他の多くの病気と同じように予防することがとても大切です。具体的な対応策としてはハミガキをすることが基本となりますが、キレイな歯を残してあげられるように、歯に問題が無いうちから相談に来ていただき、これからどのように予防を始めたら良いかなどを相談していただきたいと思います。歯周病以外にも、歯並びや噛み合わせの異常は乳歯のうちから矯正する必要がありますので、小さいうちから一度、見せに来て欲しいですね。

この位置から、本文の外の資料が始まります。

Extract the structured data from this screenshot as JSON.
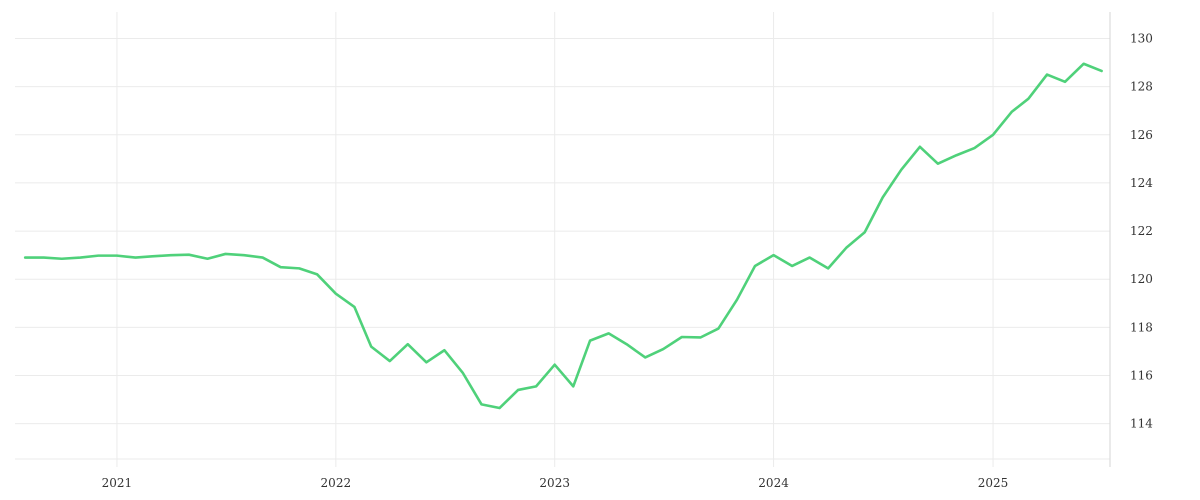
{
  "chart_data": {
    "type": "line",
    "title": "",
    "xlabel": "",
    "ylabel": "",
    "x_ticks": [
      "2021",
      "2022",
      "2023",
      "2024",
      "2025"
    ],
    "y_ticks": [
      114,
      116,
      118,
      120,
      122,
      124,
      126,
      128,
      130
    ],
    "ylim": [
      112.2,
      131.1
    ],
    "xlim": [
      "2020-07-15",
      "2025-07-15"
    ],
    "grid": true,
    "y_axis_position": "right",
    "line_color": "#4fd17a",
    "series": [
      {
        "points": [
          [
            "2020-08",
            120.9
          ],
          [
            "2020-09",
            120.9
          ],
          [
            "2020-10",
            120.85
          ],
          [
            "2020-11",
            120.9
          ],
          [
            "2020-12",
            120.98
          ],
          [
            "2021-01",
            120.98
          ],
          [
            "2021-02",
            120.9
          ],
          [
            "2021-03",
            120.95
          ],
          [
            "2021-04",
            121.0
          ],
          [
            "2021-05",
            121.02
          ],
          [
            "2021-06",
            120.85
          ],
          [
            "2021-07",
            121.05
          ],
          [
            "2021-08",
            121.0
          ],
          [
            "2021-09",
            120.9
          ],
          [
            "2021-10",
            120.5
          ],
          [
            "2021-11",
            120.45
          ],
          [
            "2021-12",
            120.2
          ],
          [
            "2022-01",
            119.4
          ],
          [
            "2022-02",
            118.85
          ],
          [
            "2022-03",
            117.2
          ],
          [
            "2022-04",
            116.6
          ],
          [
            "2022-05",
            117.3
          ],
          [
            "2022-06",
            116.55
          ],
          [
            "2022-07",
            117.05
          ],
          [
            "2022-08",
            116.1
          ],
          [
            "2022-09",
            114.8
          ],
          [
            "2022-10",
            114.65
          ],
          [
            "2022-11",
            115.4
          ],
          [
            "2022-12",
            115.55
          ],
          [
            "2023-01",
            116.45
          ],
          [
            "2023-02",
            115.55
          ],
          [
            "2023-03",
            117.45
          ],
          [
            "2023-04",
            117.75
          ],
          [
            "2023-05",
            117.3
          ],
          [
            "2023-06",
            116.75
          ],
          [
            "2023-07",
            117.1
          ],
          [
            "2023-08",
            117.6
          ],
          [
            "2023-09",
            117.58
          ],
          [
            "2023-10",
            117.95
          ],
          [
            "2023-11",
            119.15
          ],
          [
            "2023-12",
            120.55
          ],
          [
            "2024-01",
            121.0
          ],
          [
            "2024-02",
            120.55
          ],
          [
            "2024-03",
            120.9
          ],
          [
            "2024-04",
            120.45
          ],
          [
            "2024-05",
            121.3
          ],
          [
            "2024-06",
            121.95
          ],
          [
            "2024-07",
            123.4
          ],
          [
            "2024-08",
            124.55
          ],
          [
            "2024-09",
            125.5
          ],
          [
            "2024-10",
            124.8
          ],
          [
            "2024-11",
            125.15
          ],
          [
            "2024-12",
            125.45
          ],
          [
            "2025-01",
            126.0
          ],
          [
            "2025-02",
            126.95
          ],
          [
            "2025-03",
            127.5
          ],
          [
            "2025-04",
            128.5
          ],
          [
            "2025-05",
            128.2
          ],
          [
            "2025-06",
            128.95
          ],
          [
            "2025-07",
            128.65
          ]
        ]
      }
    ]
  }
}
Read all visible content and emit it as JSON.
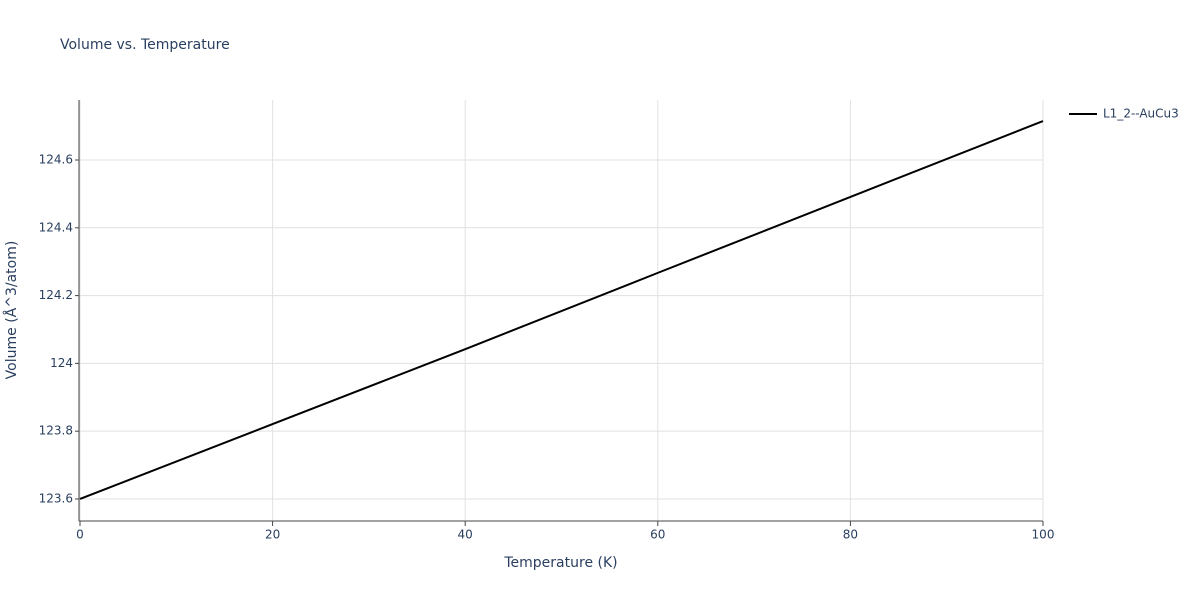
{
  "chart_data": {
    "type": "line",
    "title": "Volume vs. Temperature",
    "x_label": "Temperature (K)",
    "y_label": "Volume (Å^3/atom)",
    "x": [
      0,
      20,
      40,
      60,
      80,
      100
    ],
    "series": [
      {
        "name": "L1_2--AuCu3",
        "color": "#000000",
        "values": [
          123.6,
          123.821,
          124.042,
          124.267,
          124.491,
          124.715
        ]
      }
    ],
    "xlim": [
      0,
      100
    ],
    "xticks": [
      0,
      20,
      40,
      60,
      80,
      100
    ],
    "ylim": [
      123.538,
      124.777
    ],
    "yticks": [
      123.6,
      123.8,
      124,
      124.2,
      124.4,
      124.6
    ],
    "grid": true,
    "legend": "top-right"
  }
}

中には生まれつき歯周病になりやすい可能性がある子もいます。口元を気にするようなしぐさ、くしゃみが多いなど、ちょっとしたことから歯の異常を発見できることはありますので、ワクチン接種などを受けに来られた際に、歯の検診も一緒に受けていただければと思います。

豊田先生が獣医師を志したきっかけを教えてください

私は生まれた時からずっと犬が傍にいる生活でした。両親が共働きだったこともあり、一緒に暮らしていた犬に子守りをしてもらっていたくらいです。動物達に対して恩返しというか、彼らが健やかに暮らしてくれる手助けをしたいと思ったことがきっかけです。

犬種や症例に関わらず、診療の際に心がけていることはどんなことですか?

検査・治療は場合によっては痛みを伴い、動物たちに少なからずストレスを与えてしまいます。当院ではそのストレスを可能な限り軽減し、誰よりも、どこよりも、痛みの無いよう対応するよう心がけています。それと同時に麻酔を使用する際の安全性の確保については細心の注意を払って行っています。

最後に、口腔内ケアに悩む飼い主さまへメッセージをお願いいたします

私は、病院で行う歯科治療は始まりに過ぎないと考えています。本当に重要なのはご自宅で行う日々のデンタルケアであり、それができるかどうかで治療の成果は大きく変わってきます。当院では、歯科治療後は定期的な検診を行い、デンタルチェックを実施しています。

最近ではデンタルケアには歯磨き以外にも様々な方法はありますが、やはりハミガキに勝るケアはありません。その子その子に合ったご家庭での上手なハミガキの方法などもご説明しますので、気軽にご相談ください。